MOTIVATION DE LA DECISION
Sur la recevabilité de l’appel
Il résulte des énonciations qui précédent que l’appel interjeté par Préfet de la Sarthe à l’encontre de l’ordonnance rendue le 22 Janvier 2025 par le magistrat du siège du tribunal judiciaire de Rouen est recevable.
Sur le fond
Sur l’erreur manifeste d’appréciation:
L’article L. 731-1 du code de l’entrée et du séjour des étrangers et du droit d’asile, prévoit que l’autorité administrative peut prendre une décision d’assignation à résidence à l’égard de l’étranger qui ne peut quitter immédiatement le territoire français mais dont l’éloignement demeure une perspective raisonnable. Il est constant que la décision de placement en rétention est entachée d’une erreur manifeste d’appréciation lorsque l’administration s’est trompée grossièrement dans l’appréciation des faits qui ont motivé sa décision. Le juge peut sanctionner une erreur manifeste d’appréciation des faits à condition qu’elle soit grossière, flagrante, repérable par le simple bon sens, et qu’elle entraîne une solution choquante dans l’appréciation des faits par l’autorité administrative.

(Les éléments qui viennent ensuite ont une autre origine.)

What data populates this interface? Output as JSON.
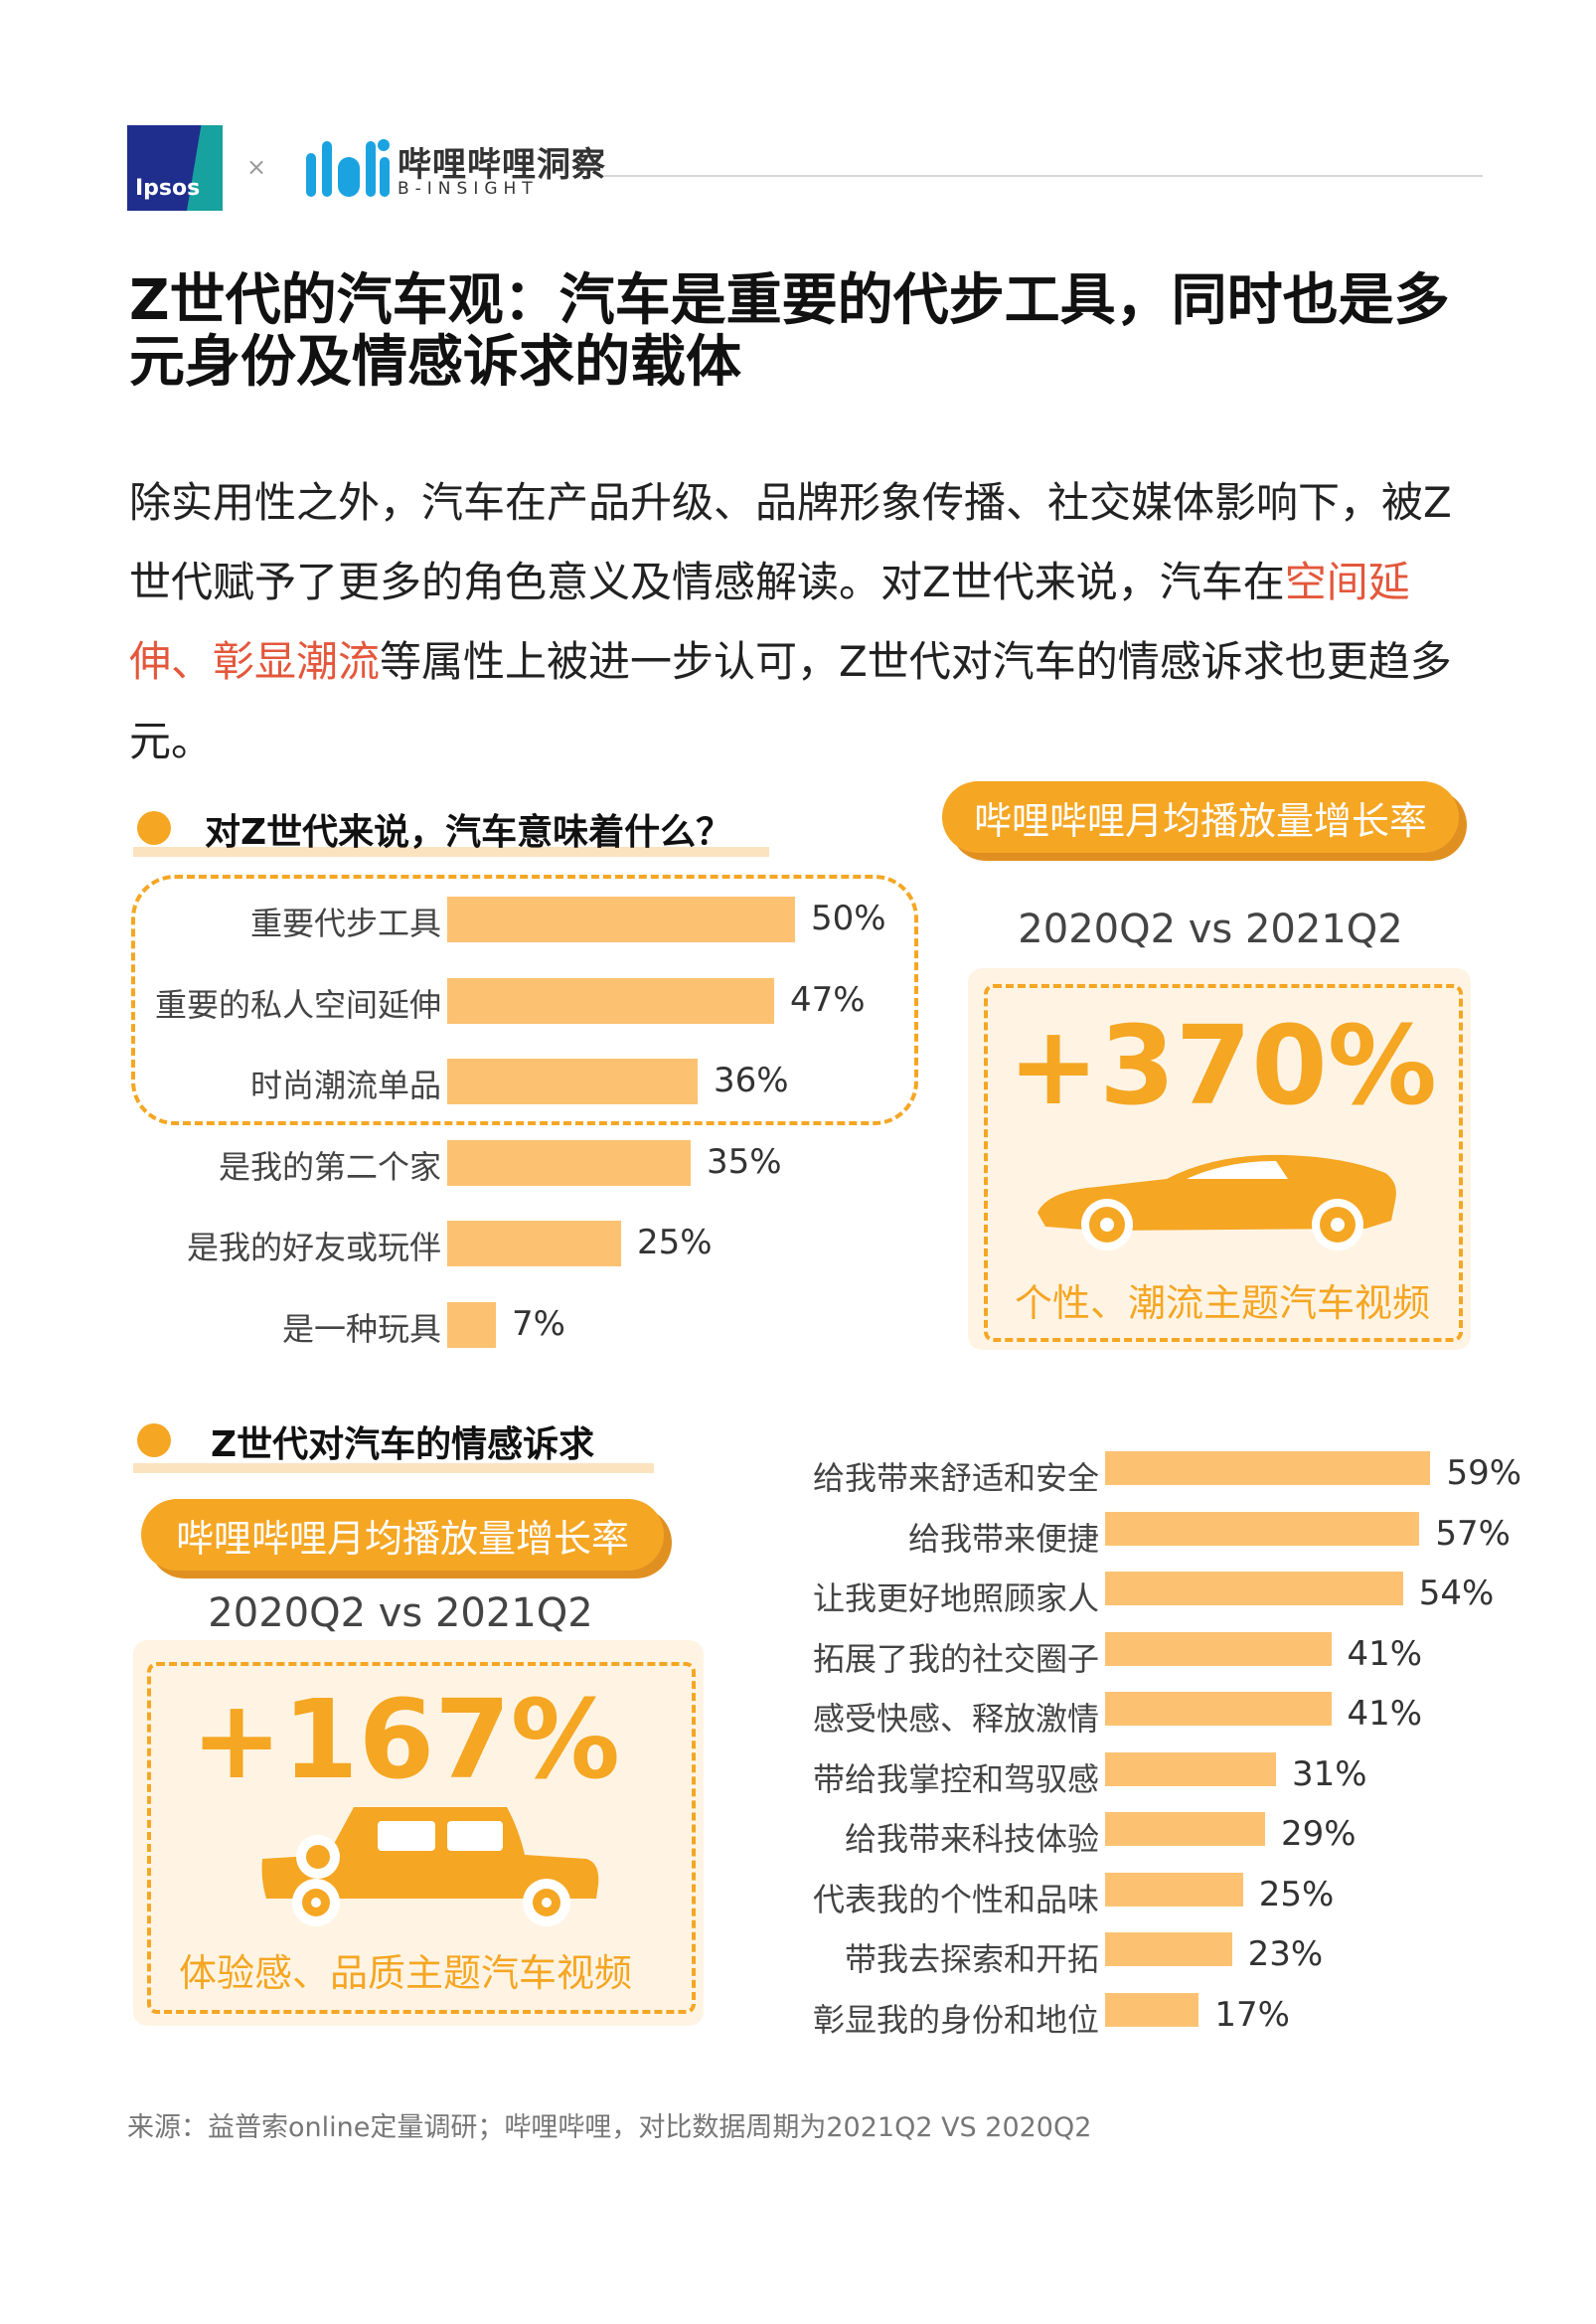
{
  "header": {
    "ipsos_logo_text": "Ipsos",
    "separator": "×",
    "bili_name": "哔哩哔哩洞察",
    "bili_sub": "B-INSIGHT"
  },
  "title": "Z世代的汽车观：汽车是重要的代步工具，同时也是多元身份及情感诉求的载体",
  "intro": {
    "part1": "除实用性之外，汽车在产品升级、品牌形象传播、社交媒体影响下，被Z世代赋予了更多的角色意义及情感解读。对Z世代来说，汽车在",
    "highlight": "空间延伸、彰显潮流",
    "part2": "等属性上被进一步认可，Z世代对汽车的情感诉求也更趋多元。"
  },
  "section1": {
    "title": "对Z世代来说，汽车意味着什么？"
  },
  "section2": {
    "title": "Z世代对汽车的情感诉求"
  },
  "stat1": {
    "pill": "哔哩哔哩月均播放量增长率",
    "period": "2020Q2 vs 2021Q2",
    "value": "+370%",
    "caption": "个性、潮流主题汽车视频",
    "icon": "sports-car-icon"
  },
  "stat2": {
    "pill": "哔哩哔哩月均播放量增长率",
    "period": "2020Q2 vs 2021Q2",
    "value": "+167%",
    "caption": "体验感、品质主题汽车视频",
    "icon": "classic-car-icon"
  },
  "chart_data": [
    {
      "type": "bar",
      "orientation": "horizontal",
      "categories": [
        "重要代步工具",
        "重要的私人空间延伸",
        "时尚潮流单品",
        "是我的第二个家",
        "是我的好友或玩伴",
        "是一种玩具"
      ],
      "values": [
        50,
        47,
        36,
        35,
        25,
        7
      ],
      "value_labels": [
        "50%",
        "47%",
        "36%",
        "35%",
        "25%",
        "7%"
      ],
      "highlighted": [
        0,
        1,
        2
      ],
      "color": "#fcc272"
    },
    {
      "type": "bar",
      "orientation": "horizontal",
      "categories": [
        "给我带来舒适和安全",
        "给我带来便捷",
        "让我更好地照顾家人",
        "拓展了我的社交圈子",
        "感受快感、释放激情",
        "带给我掌控和驾驭感",
        "给我带来科技体验",
        "代表我的个性和品味",
        "带我去探索和开拓",
        "彰显我的身份和地位"
      ],
      "values": [
        59,
        57,
        54,
        41,
        41,
        31,
        29,
        25,
        23,
        17
      ],
      "value_labels": [
        "59%",
        "57%",
        "54%",
        "41%",
        "41%",
        "31%",
        "29%",
        "25%",
        "23%",
        "17%"
      ],
      "color": "#fcc272"
    }
  ],
  "source": "来源：益普索online定量调研；哔哩哔哩，对比数据周期为2021Q2 VS 2020Q2",
  "colors": {
    "accent": "#f5a623",
    "bar": "#fcc272",
    "highlight_text": "#e4573c"
  }
}
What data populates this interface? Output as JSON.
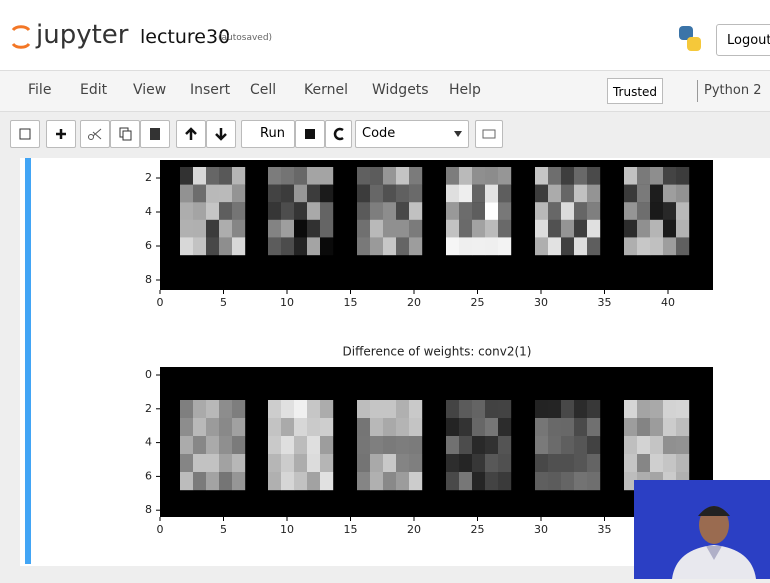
{
  "header": {
    "logo": "jupyter",
    "notebook_name": "lecture30",
    "save_status": "(autosaved)",
    "logout": "Logout"
  },
  "menu": {
    "items": [
      "File",
      "Edit",
      "View",
      "Insert",
      "Cell",
      "Kernel",
      "Widgets",
      "Help"
    ],
    "trusted": "Trusted",
    "kernel": "Python 2"
  },
  "toolbar": {
    "run": "Run",
    "cell_type": "Code"
  },
  "output": {
    "plot1": {
      "yticks": [
        "2",
        "4",
        "6",
        "8"
      ],
      "xticks": [
        "0",
        "5",
        "10",
        "15",
        "20",
        "25",
        "30",
        "35",
        "40"
      ]
    },
    "plot2": {
      "title": "Difference of weights: conv2(1)",
      "yticks": [
        "0",
        "2",
        "4",
        "6",
        "8"
      ],
      "xticks": [
        "0",
        "5",
        "10",
        "15",
        "20",
        "25",
        "30",
        "35"
      ]
    }
  }
}
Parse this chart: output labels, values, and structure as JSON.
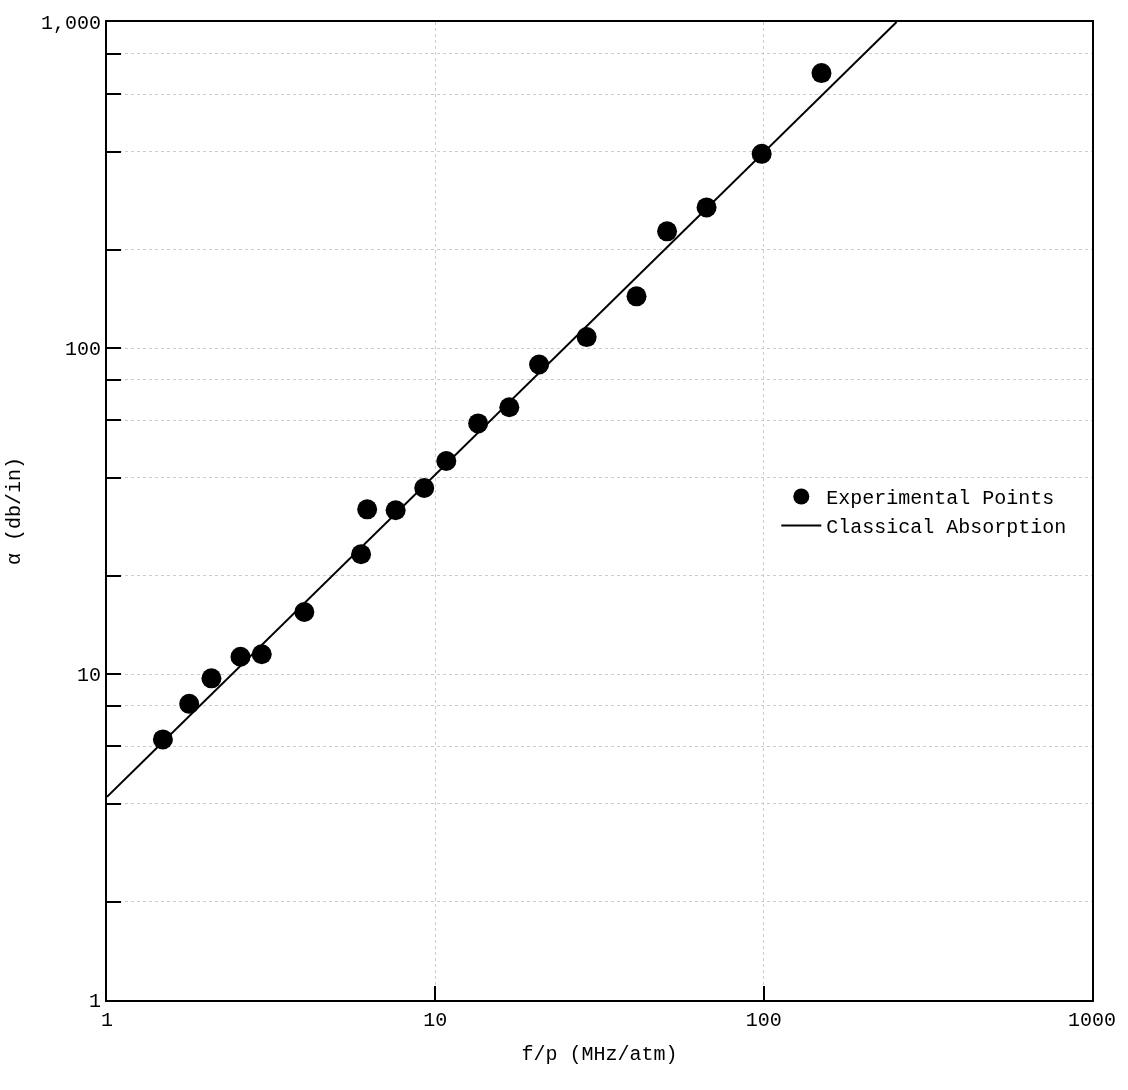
{
  "chart_data": {
    "type": "scatter",
    "xlabel": "f/p (MHz/atm)",
    "ylabel": "α (db/in)",
    "log": "xy",
    "xlim": [
      1,
      1000
    ],
    "ylim": [
      1,
      1000
    ],
    "xticks": [
      1,
      10,
      100,
      1000
    ],
    "yticks": [
      1,
      {
        "value": 2,
        "label": null
      },
      {
        "value": 4,
        "label": null
      },
      {
        "value": 6,
        "label": null
      },
      {
        "value": 8,
        "label": null
      },
      10,
      {
        "value": 20,
        "label": null
      },
      {
        "value": 40,
        "label": null
      },
      {
        "value": 60,
        "label": null
      },
      {
        "value": 80,
        "label": null
      },
      100,
      {
        "value": 200,
        "label": null
      },
      {
        "value": 400,
        "label": null
      },
      {
        "value": 600,
        "label": null
      },
      {
        "value": 800,
        "label": null
      },
      {
        "value": 1000,
        "label": "1,000"
      }
    ],
    "grid": true,
    "legend": "right",
    "series": [
      {
        "name": "Experimental Points",
        "marker": "circle",
        "color": "#000000",
        "x": [
          1.48,
          1.78,
          2.08,
          2.55,
          2.96,
          3.99,
          5.94,
          6.2,
          7.57,
          9.25,
          10.8,
          13.5,
          16.8,
          20.7,
          28.9,
          41,
          50.8,
          67,
          98.6,
          150
        ],
        "values": [
          6.3,
          8.1,
          9.7,
          11.3,
          11.5,
          15.5,
          23.3,
          32,
          31.8,
          37.2,
          45,
          58.7,
          65.8,
          89,
          108,
          144,
          228,
          270,
          394,
          697
        ]
      },
      {
        "name": "Classical Absorption",
        "type": "line",
        "color": "#000000",
        "marker": "none",
        "line_style": "solid",
        "x": [
          1,
          254
        ],
        "values": [
          4.2,
          1000
        ]
      }
    ]
  }
}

En l’espèce, la décision de placement en rétention cite les textes applicables à la situation de M. [O] [P] et énonce les circonstances qui justifient l’application de ces dispositions. Elle précise notamment que M. [O] [P] est démuni de documents d’identité et de voyage, qu’il ne justifie pas d’un domicile connu et qu’il représente une menace pour l’ordre public, caractérisée par une condamnation.
Il résulte des éléments de la procédure que M. [O] [P], s’il soutient être titulaire d’un passeport valide, n’en a pas justifié et n’a pas davantage produit de documents d’identité.
Il a déclaré lors de sa garde à vue être sans domicile fixe et, s’il produit à l’audience une attestation d’hébergement temporaire, celle-ci n’a pas été soumise au préfet à qui il ne peut être reproché de ne pas l’avoir prise en compte.
Le préfet n’a donc pas commis une erreur manifeste d’appréciation au regard de l’insuffisance des garanties de représentation qui ne permettent pas une assignation à résidence. Le moyen sera donc rejeté.
La procédure apparaissant régulière, l’ordonnance entreprise sera infirmée.
PAR CES MOTIFS
Statuant publiquement, par ordonnance réputée contradictoire et en dernier ressort,
Déclare recevable l’appel interjeté par Préfet de la Sarthe à l’encontre de l’ordonnance rendue le 22 Janvier 2025 par le magistrat du siège du tribunal judiciaire de Rouen, disant n’y avoir lieu de prononcer l’une quelconque des mesures prévues par le Code de l’entrée et du séjour des étrangers et du droit d’asile et ordonnant la remise en liberté de Monsieur [O] [P];
Infirme l’ordonnance susvisée en toutes ses dispositions
Statuant à nouveau,
Autorise la prolongation de la rétention administrative de Monsieur [O] [P] pour une durée de vingt six jours ;
Fait à [Localité 3], le 23 Janvier 2025 à 16h31.
LE GREFFIER, LA CONSEILLERE,
NOTIFICATION
La présente ordonnance est immédiatement notifiée contre récépissé à toutes les parties qui en reçoivent une expédition et sont informées de leur droit de former un pourvoi en cassation dans les deux mois de la présente notification et dans les conditions fixées par les articles 973 et suivants du code de procédure civile.